Investigators performed postaccident insulation resistance tests on bond cables and telephone lines installed from the Fort Totten train control room to both main tracks in the vicinity of the two impedance bonds for track circuit B2-304. The cables were routed together from the train control room to the field locations through conduits and manholes along an underground duct bank between the two main tracks. For several days before the accident, the Washington, D.C., area experienced heavy rains. Following the accident, the manholes were found partially filled with water, and the bond cables and telephone lines were submerged. After several days of dry weather, the bond cables were tested and found to have insulation resistance of less than 500 kiloohms to ground. As a result of the postaccident insulation resistance tests, the absolute block on track B2 through the accident area (which had been implemented after the accident) was extended to track B1 between Fort Totten and Takoma.
Investigators used a spectrum analyzer to test for stray audio frequencies from outside sources that could possibly affect the track circuits. Harmonics from the 720-hertz traction power return frequency and the adjacent track circuit frequency were detected on the bond cables for track circuit B2-304. Identified harmonics of adjacent track circuit frequencies were also found on the bond cables, but at very low levels that did not pass through the track circuit module receiver filter.
Postaccident testing revealed that maintenance communication telephone lines were faulted to ground inside the track junction boxes along the wayside. The insides of the track junction boxes were heavily rusted, and the wire terminals were grounded to the metal case of the track junction boxes through the rust. A spectrum analyzer detected the frequency for track
circuit B2-304 on the communication lines, but the signal was determined to be of insufficient strength to be recognized as a valid signal by the track circuit module receiver.
Corrugated Rail
The investigation identified corrugated rail as a condition that can possibly lead to track circuit failure.

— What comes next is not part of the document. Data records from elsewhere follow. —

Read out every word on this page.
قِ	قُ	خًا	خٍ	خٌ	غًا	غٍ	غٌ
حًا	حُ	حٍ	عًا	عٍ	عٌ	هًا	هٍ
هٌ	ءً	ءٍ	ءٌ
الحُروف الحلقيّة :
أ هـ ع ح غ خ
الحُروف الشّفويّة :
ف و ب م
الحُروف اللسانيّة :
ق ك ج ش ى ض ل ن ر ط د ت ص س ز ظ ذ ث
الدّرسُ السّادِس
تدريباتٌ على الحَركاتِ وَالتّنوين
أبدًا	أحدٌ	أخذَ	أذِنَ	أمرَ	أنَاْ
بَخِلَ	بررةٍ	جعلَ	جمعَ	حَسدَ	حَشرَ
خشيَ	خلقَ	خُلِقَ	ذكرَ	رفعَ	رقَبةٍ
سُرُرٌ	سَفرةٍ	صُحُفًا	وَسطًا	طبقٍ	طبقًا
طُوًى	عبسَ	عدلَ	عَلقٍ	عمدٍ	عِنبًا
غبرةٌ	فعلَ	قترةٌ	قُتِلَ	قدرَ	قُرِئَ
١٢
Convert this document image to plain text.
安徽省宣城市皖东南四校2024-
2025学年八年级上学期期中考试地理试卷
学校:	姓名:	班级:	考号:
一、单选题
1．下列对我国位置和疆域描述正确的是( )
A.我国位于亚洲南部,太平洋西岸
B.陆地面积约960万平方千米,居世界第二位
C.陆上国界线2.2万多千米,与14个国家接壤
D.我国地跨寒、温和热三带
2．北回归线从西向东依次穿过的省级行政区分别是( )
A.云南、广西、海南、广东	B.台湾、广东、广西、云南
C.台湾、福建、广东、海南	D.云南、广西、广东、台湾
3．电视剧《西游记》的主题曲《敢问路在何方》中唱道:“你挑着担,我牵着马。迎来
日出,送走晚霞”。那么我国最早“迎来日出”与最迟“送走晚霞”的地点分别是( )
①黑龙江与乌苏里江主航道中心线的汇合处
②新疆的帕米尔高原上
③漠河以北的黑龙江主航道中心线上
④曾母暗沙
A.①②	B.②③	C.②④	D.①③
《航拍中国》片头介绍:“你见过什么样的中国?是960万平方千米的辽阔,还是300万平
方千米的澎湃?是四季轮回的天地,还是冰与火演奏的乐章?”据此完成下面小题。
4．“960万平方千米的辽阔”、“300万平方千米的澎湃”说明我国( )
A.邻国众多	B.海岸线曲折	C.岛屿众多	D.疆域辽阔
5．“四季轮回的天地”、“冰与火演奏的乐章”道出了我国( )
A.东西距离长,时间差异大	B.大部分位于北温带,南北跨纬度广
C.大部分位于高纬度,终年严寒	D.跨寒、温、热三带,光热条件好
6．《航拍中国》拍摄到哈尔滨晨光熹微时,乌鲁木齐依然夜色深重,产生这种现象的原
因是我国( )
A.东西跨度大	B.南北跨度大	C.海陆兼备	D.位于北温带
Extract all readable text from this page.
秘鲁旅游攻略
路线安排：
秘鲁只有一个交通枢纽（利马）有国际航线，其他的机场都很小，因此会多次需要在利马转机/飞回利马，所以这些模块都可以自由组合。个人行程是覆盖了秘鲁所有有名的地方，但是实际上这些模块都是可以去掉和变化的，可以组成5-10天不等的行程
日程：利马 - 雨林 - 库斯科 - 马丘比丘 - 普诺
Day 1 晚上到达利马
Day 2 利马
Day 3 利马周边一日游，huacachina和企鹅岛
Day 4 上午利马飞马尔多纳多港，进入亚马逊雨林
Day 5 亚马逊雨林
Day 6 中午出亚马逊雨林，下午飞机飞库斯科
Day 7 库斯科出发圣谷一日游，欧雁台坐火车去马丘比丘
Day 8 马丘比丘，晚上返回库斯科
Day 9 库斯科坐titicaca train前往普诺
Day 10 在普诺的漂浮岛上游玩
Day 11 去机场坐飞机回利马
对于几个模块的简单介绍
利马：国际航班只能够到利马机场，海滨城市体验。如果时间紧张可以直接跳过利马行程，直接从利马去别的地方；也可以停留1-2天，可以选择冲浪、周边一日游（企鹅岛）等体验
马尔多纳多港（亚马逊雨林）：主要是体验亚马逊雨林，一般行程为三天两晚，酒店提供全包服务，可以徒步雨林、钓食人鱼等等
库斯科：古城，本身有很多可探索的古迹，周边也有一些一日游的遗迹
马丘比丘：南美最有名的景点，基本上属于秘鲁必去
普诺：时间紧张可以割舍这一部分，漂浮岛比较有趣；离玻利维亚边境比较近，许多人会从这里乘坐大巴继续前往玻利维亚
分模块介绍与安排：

Rail-head corrugations can cause or intensify electrical arcing between the train wheels and the rail, and this arcing can create harmonics that have been shown to effectively mimic a valid track circuit signal that can be accepted by the receiver via the normal signal path. For such harmonics to lead to a track-circuit failure, trains must be traveling at a certain speed, and the corrugations on the rail must occur at certain intervals. Because these signals only occur when a train is moving and they cease to be generated when a train is stopped, WMATA ATC engineers considered the harmonics caused by corrugated rail to be benign.